I spent hours in that room, often crying silently, often watching the arcing artistry of meaning shoot the gap between flesh, blood and stone as men and women gazed up and knew, precisely, that they were made of more than they ever knew. They, and I, also knew in those moments that, whether we wish it to be so or not, we are always circling close to that central point on the continuum of self: Doubt, Desperation or Transcendence.
The David is a hard piece of art to embrace fully. It means at once that you can be more than you are, but it also is unforgiving in its admonition that to be so is a difficult choice.
Over the centuries, many have missed what is arguably the most obvious lesson in Michelangelo’s instructive tableau: The David is depicted as the giant – far larger than even Goliath. He stands fully 14-feet tall, and rests on a pedestal two meters high. Even the biggest of men in his presence need to crane their necks to see his feet. To note the look of resolve in his level eyes, to witness the hollow of his neck, concave with inhalation, to see his carotid artery in pulse and to feel the weight of his pitcher’s stance, is to know that the artist was actually sculpting something fully hidden from the rest of the universe.
What he sculpted was uniquely human and quietly heroic. David, the child, could have walked up the hill and returned to his sheep. Kunstler could have lived his life, quietly and unremarkably as a corporate lawyer. But they didn’t. They chose to be brave, they chose to be bold. They chose to be men.
It pains me to tears to know that Bashir could have walked out of that closet, too. He could have unknotted the tie and harvested the energy of having stared into the burdensome pit.
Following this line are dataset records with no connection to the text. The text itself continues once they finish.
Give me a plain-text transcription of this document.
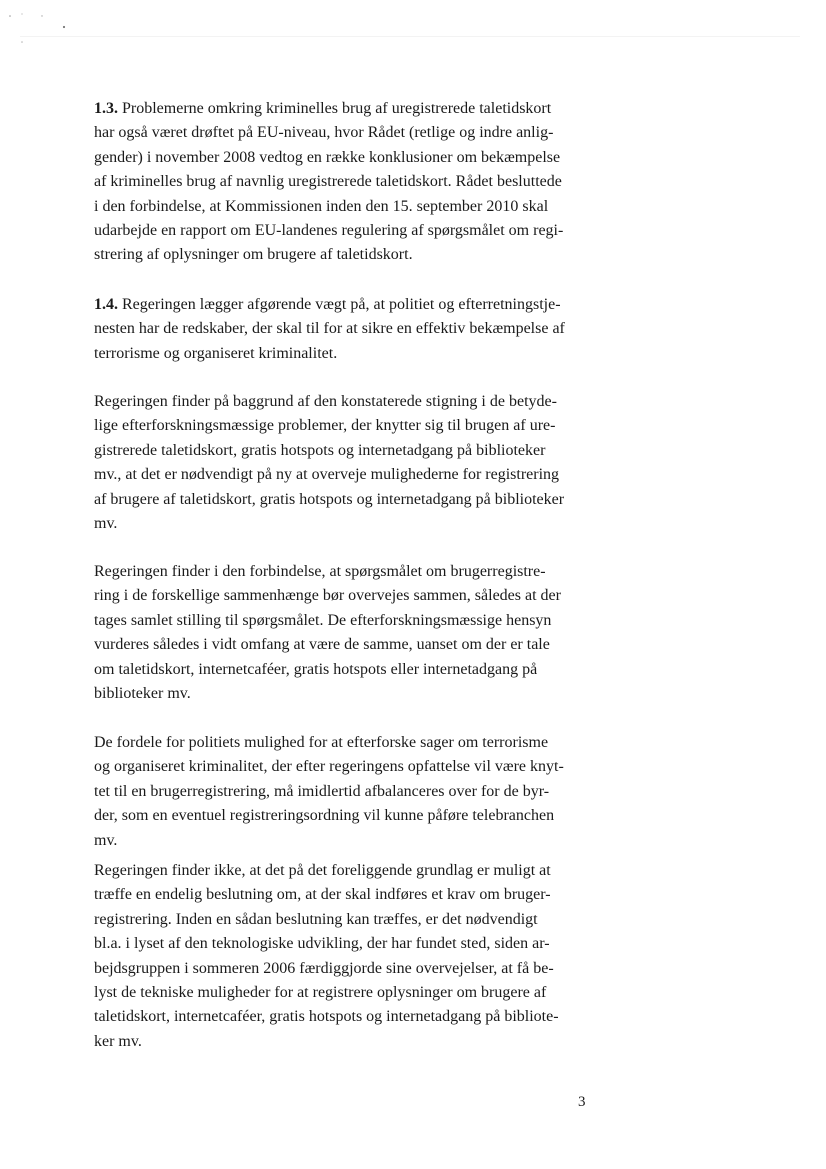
1.3. Problemerne omkring kriminelles brug af uregistrerede taletidskort
har også været drøftet på EU-niveau, hvor Rådet (retlige og indre anlig-
gender) i november 2008 vedtog en række konklusioner om bekæmpelse
af kriminelles brug af navnlig uregistrerede taletidskort. Rådet besluttede
i den forbindelse, at Kommissionen inden den 15. september 2010 skal
udarbejde en rapport om EU-landenes regulering af spørgsmålet om regi-
strering af oplysninger om brugere af taletidskort.

1.4. Regeringen lægger afgørende vægt på, at politiet og efterretningstje-
nesten har de redskaber, der skal til for at sikre en effektiv bekæmpelse af
terrorisme og organiseret kriminalitet.

Regeringen finder på baggrund af den konstaterede stigning i de betyde-
lige efterforskningsmæssige problemer, der knytter sig til brugen af ure-
gistrerede taletidskort, gratis hotspots og internetadgang på biblioteker
mv., at det er nødvendigt på ny at overveje mulighederne for registrering
af brugere af taletidskort, gratis hotspots og internetadgang på biblioteker
mv.

Regeringen finder i den forbindelse, at spørgsmålet om brugerregistre-
ring i de forskellige sammenhænge bør overvejes sammen, således at der
tages samlet stilling til spørgsmålet. De efterforskningsmæssige hensyn
vurderes således i vidt omfang at være de samme, uanset om der er tale
om taletidskort, internetcaféer, gratis hotspots eller internetadgang på
biblioteker mv.

De fordele for politiets mulighed for at efterforske sager om terrorisme
og organiseret kriminalitet, der efter regeringens opfattelse vil være knyt-
tet til en brugerregistrering, må imidlertid afbalanceres over for de byr-
der, som en eventuel registreringsordning vil kunne påføre telebranchen
mv.

Regeringen finder ikke, at det på det foreliggende grundlag er muligt at
træffe en endelig beslutning om, at der skal indføres et krav om bruger-
registrering. Inden en sådan beslutning kan træffes, er det nødvendigt
bl.a. i lyset af den teknologiske udvikling, der har fundet sted, siden ar-
bejdsgruppen i sommeren 2006 færdiggjorde sine overvejelser, at få be-
lyst de tekniske muligheder for at registrere oplysninger om brugere af
taletidskort, internetcaféer, gratis hotspots og internetadgang på bibliote-
ker mv.

3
We don’t, as decent human beings, criticize our brothers and sisters for their weakness, as we know that we are comprised so significantly of the same. We know that none of us are expected to be more than our histories have made us. Yet, we also know that we can be. We allow our heads to bow in deference to the pain of this life, but we also all know the exaltation of lifting our eyes to the heavens.
As I stood in the shadow of The David, I remember wishing that Bashir could have been with me and knowing, somehow, that he wished he could, too. I reached out, silently and unnoticed, for his hand and felt both the profound emptiness of opportunities lost and the understanding that this world turns on silent moments, impossible dilemmas and individual choices to fight or to fall.
I do not blame Bashir for his choice, I just know that had he held on for a moment longer, a day longer, long enough to reach a phone or for Nathan to swing by and see what he was up to for the night, he might have passed through that darkness and risen to heights unseen since a shepherd boy walked down a hill with a stone and a sling.
Bashir, our whole lives are spent in the Valley of Elah. I only wish I’d taught you that lesson before you had to teach it to me.
In this story the names of the students and some personal details have been altered to respect their privacy.